Again, this all ties into the other problem with WENDELL & WILD: This film is just too long, too padded, too ill focused, and has too many divergent entities all vying for attention.  Is it amusingly entertaining?  Sure.  Does it have memorably wacky characters?  Definitely.  Are the hijinks engaging?  You bet.  But, is Selick's film ultimately overcooked and uneven?  Unquestionably.  Pacing is kind of sluggish in the early goings on and aspects of the story only start to gain some semblance of momentum and meaning as we get late into the proceedings, but every time the film ricochets back and forth between Kat, Wendell and Wild, the corporate raiders, and so on I was often left asking what Selick's film is really about.  You have a plot that has to deal with a teen's prolonged angst and torment over her parents' demise as a child and a Catholic School and two demons wanting to start their own fair and duplicitous minded business people that want to screw with everyone and the dead being resurrected from the grave.  There's a lot going on in WENDELL & WILD, and far too often than not the film doesn't seem to stop, catch its breath, and focus on the moment.   

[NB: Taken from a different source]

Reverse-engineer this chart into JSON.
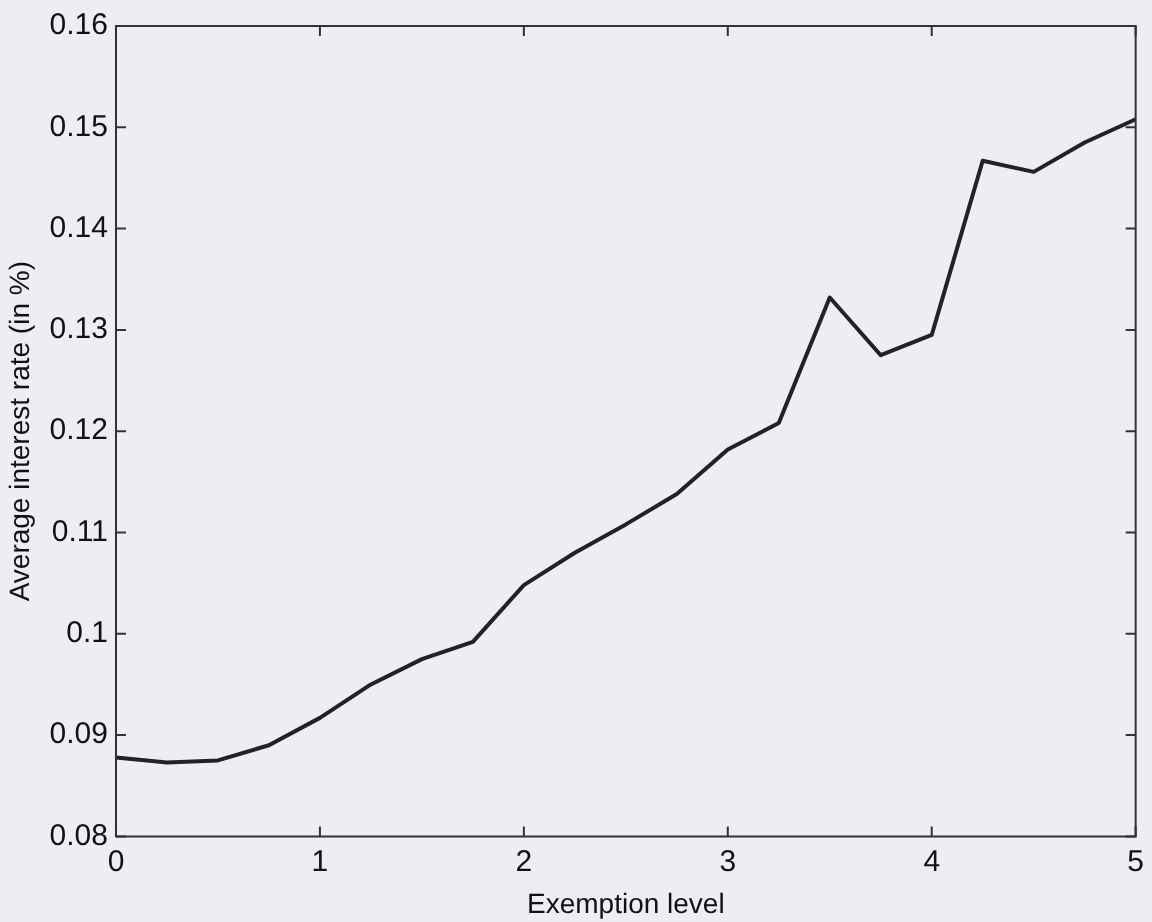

The unbridled explosion of free-wheeling artistic flair here is staggering (Selick is incapable of making a bad looking animated film) and the idiosyncratic characters that popular these strange worlds on screen have a lingering staying power.  But I can easily see how WENDELL & WILD could overwhelm viewers (young and old) and at 105 minutes it goes on about 10 to 15 minutes longer than it should have.  I loved the gloriously demented and anarchist tone and spirit of this picture (Selick can never be criticized for going the pedestrian route with his work) and I really wanted to come out of WENDELL & WILD embracing it, but I couldn't.  This is a gorgeous animation achievement that delves into the more twisted aspects of reality and unreality, but somehow the marriage of Selick and Peele didn't mesh together to create a satisfying whole for me.  This is a gorgeous looking, but narratively messy animated film that could have benefited from a less-is-more approach.